The celebration of Jesus’ birth is not specifically mentioned as something we should or must do.  Nor does the Bible specifically mention that it is something we are prohibited from doing.  So which is it?  Actually, there’s a third category: those things that we are permitted to do.

“All things are lawful,” but not all things are helpful. “All things are lawful,” but not all things build up.  Let no one seek his own good, but the good of his neighbor…. So, whether you eat or drink, or whatever you do, do all to the glory of God. Give no offense to Jews or to Greeks or to the church of God, just as I try to please everyone in everything I do, not seeking my own advantage, but that of many, that they may be saved.  1 Cor 10:23-24, 31-33 (ESV)

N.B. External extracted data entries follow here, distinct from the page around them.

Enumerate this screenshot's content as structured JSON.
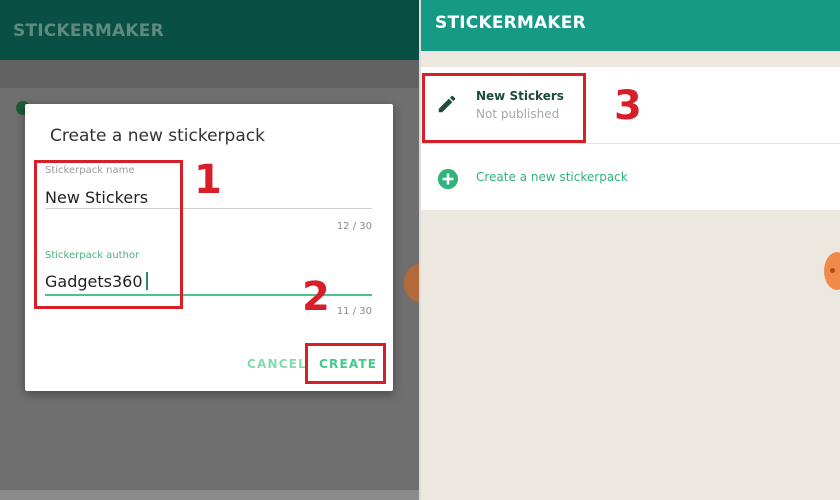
{
  "left": {
    "app_title": "STICKERMAKER",
    "dialog": {
      "title": "Create a new stickerpack",
      "name_label": "Stickerpack name",
      "name_value": "New Stickers",
      "name_counter": "12 / 30",
      "author_label": "Stickerpack author",
      "author_value": "Gadgets360",
      "author_counter": "11 / 30",
      "cancel_label": "CANCEL",
      "create_label": "CREATE"
    },
    "step_1": "1",
    "step_2": "2"
  },
  "right": {
    "app_title": "STICKERMAKER",
    "pack_item": {
      "title": "New Stickers",
      "subtitle": "Not published",
      "icon": "pencil-icon"
    },
    "new_pack_label": "Create a new stickerpack",
    "new_pack_icon": "plus-circle-icon",
    "step_3": "3"
  },
  "colors": {
    "accent_green": "#45c88c",
    "appbar_teal": "#169a86",
    "highlight_red": "#d81e29"
  }
}
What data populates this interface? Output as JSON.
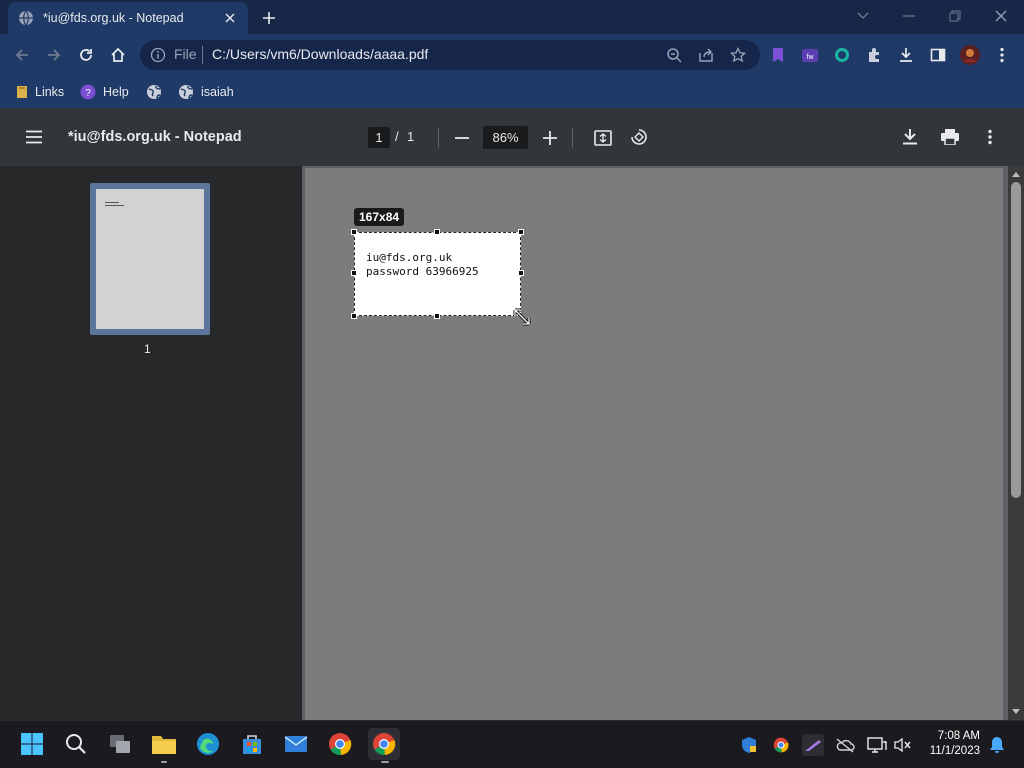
{
  "browser": {
    "tab": {
      "title": "*iu@fds.org.uk - Notepad",
      "icon": "globe-icon"
    },
    "address": {
      "scheme_label": "File",
      "url": "C:/Users/vm6/Downloads/aaaa.pdf"
    },
    "bookmarks": [
      {
        "label": "Links",
        "icon": "bookmark-folder-icon"
      },
      {
        "label": "Help",
        "icon": "help-icon"
      },
      {
        "label": "",
        "icon": "globe-icon"
      },
      {
        "label": "isaiah",
        "icon": "globe-icon"
      }
    ],
    "colors": {
      "chrome_bg": "#1f3a66",
      "titlebar_bg": "#162748"
    }
  },
  "pdf_viewer": {
    "title": "*iu@fds.org.uk - Notepad",
    "current_page": "1",
    "page_separator": "/",
    "total_pages": "1",
    "zoom": "86%",
    "thumbnail_label": "1"
  },
  "snip": {
    "size_label": "167x84",
    "lines": [
      "iu@fds.org.uk",
      "password 63966925"
    ]
  },
  "taskbar": {
    "time": "7:08 AM",
    "date": "11/1/2023",
    "apps": [
      "start-icon",
      "search-icon",
      "task-view-icon",
      "file-explorer-icon",
      "edge-icon",
      "store-icon",
      "mail-icon",
      "chrome-icon",
      "chrome-icon"
    ]
  }
}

The key is our motivation.  Are we celebrating Christmas to build up ourselves?  Or to build up others and to glorify God?  Are you giving gifts to get some in return?  Or are you giving gifts to show the appreciation you have for others that God has placed in your life AND to point toward Jesus, the greatest gift God could ever bestow on His children?  Are you hosting a party to improve your standing among a group of people?  Or are you hosting an event to bless those around you, perhaps even those less fortunate, AND to point to Jesus, our Bread and Water of Life, a life that he gives in abundance?

So celebrate Christmas on the 25th of December, as when most do, but with the right motivation.  Just because we don’t know the exact day of Jesus’ physical birth does not change the fact that he was born.  There’s plenty in the Old and New Testament that attest to this fact.  Not only this, we know He lived a sinless life, died, was buried, and rose again, not only to pay our sin debt, but to impart righteousness.  What a wonderful time of the year, in your giving and in your hospitality, to tell others the good news of Jesus Christ!

Merry Christmas!

(1) McGowan, Andrew (2014-08-12). How December 25 Became Christmas. Bible History Daily – Biblical Archaeology Society. http://www.biblicalarchaeology.org/daily/biblical-topics/new-testament/how-december-25-became-christmas/  Accessed 17 December 2014

(2) A gloss on a manuscript of Dionysius Bar Salibi, d. 1171; see Talley, Origins, pp. 101–102.